La rue est sombre, à peine éclairée. Les lampadaires grésillent, épuisés et prêts à s'éteindre. Les derniers passants courent en rasant les murs, essayant d'échapper à la lumière pourtant infime, pressés de pouvoir claquer la porte derrière eux, pour se terrer dans leur appart insalubre jusqu'au lendemain. Tous tremblent à l'idée de croiser un gang, ou pire un pestiféré, malgré les armes qu'ils cachent sous leur manteau. Un frisson d'horreur traverse la nuit pour s'y installer, chassé uniquement par l'aube et les rayons éclatant du soleil. Au loin quelques cris et des coups de feu résonnent. Le silence revient, plus effrayant que les balles.

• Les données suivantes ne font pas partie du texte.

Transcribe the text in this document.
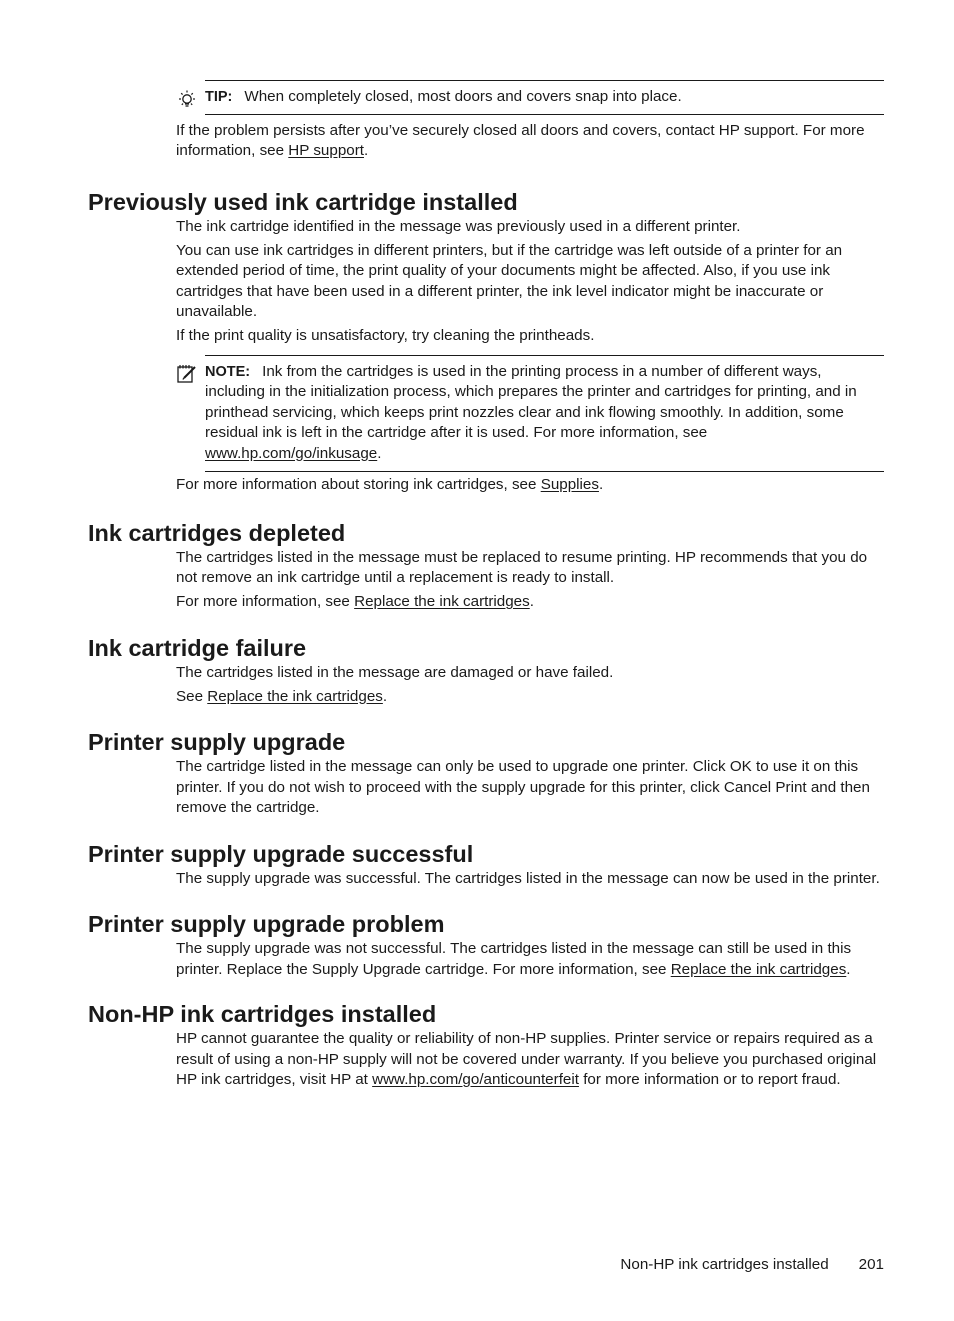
TIP: When completely closed, most doors and covers snap into place.

If the problem persists after you’ve securely closed all doors and covers, contact HP support. For more information, see HP support.

Previously used ink cartridge installed

The ink cartridge identified in the message was previously used in a different printer.

You can use ink cartridges in different printers, but if the cartridge was left outside of a printer for an extended period of time, the print quality of your documents might be affected. Also, if you use ink cartridges that have been used in a different printer, the ink level indicator might be inaccurate or unavailable.

If the print quality is unsatisfactory, try cleaning the printheads.

NOTE: Ink from the cartridges is used in the printing process in a number of different ways, including in the initialization process, which prepares the printer and cartridges for printing, and in printhead servicing, which keeps print nozzles clear and ink flowing smoothly. In addition, some residual ink is left in the cartridge after it is used. For more information, see www.hp.com/go/inkusage.

For more information about storing ink cartridges, see Supplies.

Ink cartridges depleted

The cartridges listed in the message must be replaced to resume printing. HP recommends that you do not remove an ink cartridge until a replacement is ready to install.

For more information, see Replace the ink cartridges.

Ink cartridge failure

The cartridges listed in the message are damaged or have failed.

See Replace the ink cartridges.

Printer supply upgrade

The cartridge listed in the message can only be used to upgrade one printer. Click OK to use it on this printer. If you do not wish to proceed with the supply upgrade for this printer, click Cancel Print and then remove the cartridge.

Printer supply upgrade successful

The supply upgrade was successful. The cartridges listed in the message can now be used in the printer.

Printer supply upgrade problem

The supply upgrade was not successful. The cartridges listed in the message can still be used in this printer. Replace the Supply Upgrade cartridge. For more information, see Replace the ink cartridges.

Non-HP ink cartridges installed

HP cannot guarantee the quality or reliability of non-HP supplies. Printer service or repairs required as a result of using a non-HP supply will not be covered under warranty. If you believe you purchased original HP ink cartridges, visit HP at www.hp.com/go/anticounterfeit for more information or to report fraud.

Non-HP ink cartridges installed 201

Des pas résonnent dans la rue déserte, et les retardataires s'engouffrent dans les ruelles sombres, tremblant. Un homme tout de noir vêtu s'avance dans un cliquetis caractéristique, son manteau noir claquant le long de ses jambes. Élancé et de grande taille, son ombre s'étale sur les murs sales, menaçante. Le harnais de cuir usé qui lui compresse la poitrine retient une pelle qui a des allures de relique sacrée, abîmée et patinée par le temps. Les chaussures couvertes de boue de l'étrange personnage laissent une trace attestant de son passage sur la route, traces qu'éviterons tout les passants le lendemain, en attendant que la brigade de nettoyage passe le karcher. Ses pas résonnent dans le vide, la ville toute entière semble plus morte qu'endormie. La lumière glauque et blanchâtre fait briller le masque de cuir qui couvre son visage, esquisse de masque à gaz difforme.

Soudainement, un bruit de pas vient répondre aux siens. Au tournant de la rue, une silhouette se dessine, se précise jusqu'à devenir un homme de taille moyenne, aux cheveux sombres et à la démarche bonhomme. Chaussures de costume impeccables, jean et chemise claire et uniforme aux manches retroussées, pour tenter d'échapper à la chaleur étouffante, raison qui l'avait poussé à sortir de nuit. Mains dans les poches et sourire engageant, mais démarche souple et assurée, impossible de définir son milieu social. Il se rapproche de plus en plus, tranquille, sans montrer aucun signe d'hostilité. Ils arrivent presque au même niveau, et l'homme ne s'écarte toujours pas, comme il devrait le faire. Il passe à côté du fossoyeur qui se tend imperceptiblement et son bras frôle le sien.

"-Bonsoir."

Il s'éloigne, sans marquer aucun changement d'attitude. Il ne semble pas inquiet, il marche en observant de tout les côtés avec curiosité, comme si il n'avait jamais vu cette rue, ou comme si elle était intéressante. Un petit sifflement joyeux vient parfois rythmer son pas, et pendant quelques secondes le temps semble s'effondrer et mourir lentement avant que l'inconnu ne disparaisse. Un moment encore on entends ses pas résonner puis le silence revient. L'homme en noir le regarde partir sans bouger, perturbé. Il reste longtemps à fixer le coin de la rue où l'autre a disparu.